De verzekeringsarts bezwaar en beroep heeft de FML op 9 januari 2019 aangepast en in overeenstemming gebracht met de door de deskundige vermelde beperkingen. De arbeidsdeskundige bezwaar en beroep heeft uitgaande van deze aangepaste FML en de voor de functies vereiste opleidingseisen vastgesteld dat de eerder geselecteerde functies niet langer passend zijn en dat er geen andere geschikte functies te selecteren zijn. De theoretische verdiencapaciteit is nihil. De verzekeringsarts bezwaar en beroep heeft over de duurzaamheid van de beperkingen overwogen dat verbetering van de belastbaarheid nog te verwachten is. Bij gewijzigde beslissing op bezwaar van 24 januari 2019 (bestreden besluit 2) heeft het Uwv vastgesteld dat appellant vanaf 21 februari 2014 recht heeft op een loongerelateerde
WGA-uitkering, berekend naar een mate van arbeidsongeschiktheid van 100%.
3.5.
Appellant heeft in reactie op bestreden besluit 2 te kennen gegeven dat verbetering van zijn belastbaarheid niet of nauwelijks te verwachten is omdat er, zowel wat betreft zijn psychische klachten als de OSAS, sprake is van een eindtoestand.

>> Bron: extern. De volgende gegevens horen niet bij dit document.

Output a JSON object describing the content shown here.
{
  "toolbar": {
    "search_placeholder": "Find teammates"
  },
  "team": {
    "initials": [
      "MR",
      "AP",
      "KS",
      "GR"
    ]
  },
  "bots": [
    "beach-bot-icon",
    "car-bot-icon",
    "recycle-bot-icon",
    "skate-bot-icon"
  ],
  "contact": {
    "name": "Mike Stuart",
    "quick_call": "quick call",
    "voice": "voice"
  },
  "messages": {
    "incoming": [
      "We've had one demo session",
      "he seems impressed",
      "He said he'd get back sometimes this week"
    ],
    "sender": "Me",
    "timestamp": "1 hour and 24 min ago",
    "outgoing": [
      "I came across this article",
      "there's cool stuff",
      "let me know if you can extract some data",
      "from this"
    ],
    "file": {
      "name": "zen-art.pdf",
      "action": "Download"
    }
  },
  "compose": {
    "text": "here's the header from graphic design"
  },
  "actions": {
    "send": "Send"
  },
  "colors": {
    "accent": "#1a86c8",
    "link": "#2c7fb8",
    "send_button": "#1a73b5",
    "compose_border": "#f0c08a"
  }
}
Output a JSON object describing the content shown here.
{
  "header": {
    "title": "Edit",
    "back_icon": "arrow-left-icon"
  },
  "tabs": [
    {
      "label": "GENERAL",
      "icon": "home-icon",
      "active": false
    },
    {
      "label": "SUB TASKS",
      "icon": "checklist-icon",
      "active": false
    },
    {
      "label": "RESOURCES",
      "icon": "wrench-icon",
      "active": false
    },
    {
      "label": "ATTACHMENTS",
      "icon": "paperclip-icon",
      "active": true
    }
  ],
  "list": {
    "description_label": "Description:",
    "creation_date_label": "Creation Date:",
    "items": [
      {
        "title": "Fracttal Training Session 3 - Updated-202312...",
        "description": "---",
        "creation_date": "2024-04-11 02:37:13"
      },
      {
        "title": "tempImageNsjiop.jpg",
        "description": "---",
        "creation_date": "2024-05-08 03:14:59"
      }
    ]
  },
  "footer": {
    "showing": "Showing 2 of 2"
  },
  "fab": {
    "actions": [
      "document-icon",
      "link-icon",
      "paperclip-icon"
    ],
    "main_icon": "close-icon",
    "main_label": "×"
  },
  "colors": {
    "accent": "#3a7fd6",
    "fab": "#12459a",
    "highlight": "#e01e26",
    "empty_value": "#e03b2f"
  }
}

Appellant stelt zich op het standpunt dat hij in aanmerking gebracht dient te worden voor een IVA-uitkering.
3.6.
De verzekeringsarts bezwaar en beroep heeft appellant niet gevolgd in zijn standpunt.
3.7.
De Raad heeft de deskundige nader bevraagd over de duurzaamheid van de arbeidsbeperkingen van appellant. De deskundige heeft in haar rapport van 15 april 2019 geconcludeerd dat er op 21 februari 2014 geen sprake was van volledige en duurzame arbeidsongeschiktheid, zodat er geen sprake is van IVA.
3.8.
Appellant heeft in reactie hierop te kennen gegeven vast te houden aan zijn standpunt zoals vermeld in 3.5.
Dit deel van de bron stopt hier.